Monday, April 02, 2007

Ways to Enjoy Great Walks with Young Children!

Ways to Enjoy Great Walks with Young Children!

Let’s go for a walk. Is anything simpler than just taking a walk to learn about the world?

In today’s driven reality, we sometimes need to be reminded of that. Summertime is a great time to get outside and go for a walk. With the warm weather, plenty of bugs, butterflies flora and fauna, and extended hours of sunlight, children can really explore the best nature has to offer during this magical time of year.

Walks provide a prime opportunity for great casual conversation, touching base with each other and finding out what’s going on inside a child’s head. It is also a time to reconnect with the neighborhood, someplace new, or even the natural world.

Walks are great simply as a purposeless meander, but can also be an intentional time to expand a child’s perspective. Always remember, you are first a parent and a companion; second a teacher. Here are some walk ideas:

Sensory Walks
One of the fundamental jobs a child has is to literally make sense of the world. A baby begins with sensory input streaming in and a world divided into “things I can suck and things that I can’t.” From that point on, children need to recognize and categorize the sensory properties of all things. This is, in fact, an enormous task.

During the walk, the focus is on noticing the senses, but you could move from simply noticing and commenting to recording and documenting your findings in a journal; adding some math and written language to the experience. Ask your child:

“What’s that smell?” Be alert for all the smells one encounters on a walk: from freshly mowed grass to automobile exhaust; food smells to animal “you know what.”

" What’s that sound?” Sort through all the sounds: human noise, different birds, crickets, dogs, trucks, lawn mowers, airplanes, far off sounds and nearby sounds.

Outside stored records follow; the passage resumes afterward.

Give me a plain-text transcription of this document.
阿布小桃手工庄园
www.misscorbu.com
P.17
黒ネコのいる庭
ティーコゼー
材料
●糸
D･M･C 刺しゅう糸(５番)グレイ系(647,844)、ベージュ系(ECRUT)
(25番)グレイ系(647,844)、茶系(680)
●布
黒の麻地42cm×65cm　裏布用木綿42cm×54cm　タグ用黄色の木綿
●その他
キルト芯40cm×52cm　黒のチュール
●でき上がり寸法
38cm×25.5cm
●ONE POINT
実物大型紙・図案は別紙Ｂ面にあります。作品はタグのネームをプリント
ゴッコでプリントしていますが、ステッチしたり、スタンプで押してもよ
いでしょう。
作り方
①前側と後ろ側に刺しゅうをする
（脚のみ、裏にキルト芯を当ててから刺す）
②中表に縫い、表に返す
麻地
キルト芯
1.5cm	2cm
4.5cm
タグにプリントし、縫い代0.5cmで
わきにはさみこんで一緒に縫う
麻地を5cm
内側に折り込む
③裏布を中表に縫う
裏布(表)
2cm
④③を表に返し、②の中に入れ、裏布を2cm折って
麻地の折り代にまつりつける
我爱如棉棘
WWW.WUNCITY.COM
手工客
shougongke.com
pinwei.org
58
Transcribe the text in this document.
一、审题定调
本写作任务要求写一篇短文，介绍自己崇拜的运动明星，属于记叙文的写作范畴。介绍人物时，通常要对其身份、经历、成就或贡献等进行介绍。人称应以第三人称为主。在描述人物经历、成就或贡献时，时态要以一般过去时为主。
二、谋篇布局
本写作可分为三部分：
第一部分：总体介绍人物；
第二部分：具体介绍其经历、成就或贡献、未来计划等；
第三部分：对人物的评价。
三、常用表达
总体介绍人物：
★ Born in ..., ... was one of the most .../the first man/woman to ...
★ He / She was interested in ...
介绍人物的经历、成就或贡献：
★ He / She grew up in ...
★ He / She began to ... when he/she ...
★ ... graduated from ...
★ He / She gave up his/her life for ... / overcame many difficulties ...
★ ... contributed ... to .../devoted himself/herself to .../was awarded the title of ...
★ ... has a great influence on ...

“What does it feel like?” The world is full of texture: all the kinds of bark and plants, sticks, stones and grass, ground surfaces, metal, plastic, or rubber surfaces, the texture of clothing.

“Sensory deprivation.” : On a walk, take away a sense and talk about its absence. A blindfold walk, a headphone or ear plug walk, a “don’t touch walk, etc. and talk about how it feels when one of the senses is taken away. Do your other senses accommodate for the absent one?

You can make up as many walks as your imagination allows. Consider color, light, climate, objects, animals, people, math, language, rhythm, learning about the world, and our place in it, and above all, fun.

Here are some more walk ideas:

Color walks
Look for all the colors you can see and make a color journal. Or, look for a particular color. Or make up something you have to do when see a color – hop 3 times when you see purple; walk backwards when you see orange, etc.

Microclimate walks
On a hot day, go for a walk in sunny and shady areas, waterside areas, or breezy areas, and notice how the temperature is lower in the shade and even lower in shady areas with trees, or with a breeze off the water.

Architecture walks
Notice how houses are alike or different – size, shape, roofs, windows, doors, porches, landscape.

Sharing Nature with Children Exploring nature is becoming receptive – feeling with every sense.
In Sharing Nature with Children see these guidelines:

Teach less and share more: Besides telling children the bare facts of nature (“This is a mountain hemlock tree.”), I like to tell them my inner feelings in the presence of the hemlock tree.

Be receptive: Being receptive means listening and being aware.Focus on the child’s attention without delay: Some children are not used to watching nature closely, so find things that interest them and lead them bit by bit into the spirit of keen observation.

Look and experience first, talk later: Smell the lilac, rub the bark, or listen to the rumble of the garbage truck, then have the conversation.A sense of joy should permeate the experience: whether in the form of gaiety or calm attentiveness. The world is an interesting place with lots of things to learn about. Children need to connect to the world and come to love the world.

Parents are the best guides and mentors as they lead explorations into the child’s habit at. Without turning it into a rote learning classroom, we can venture out armed with fun games to attend to the world around us.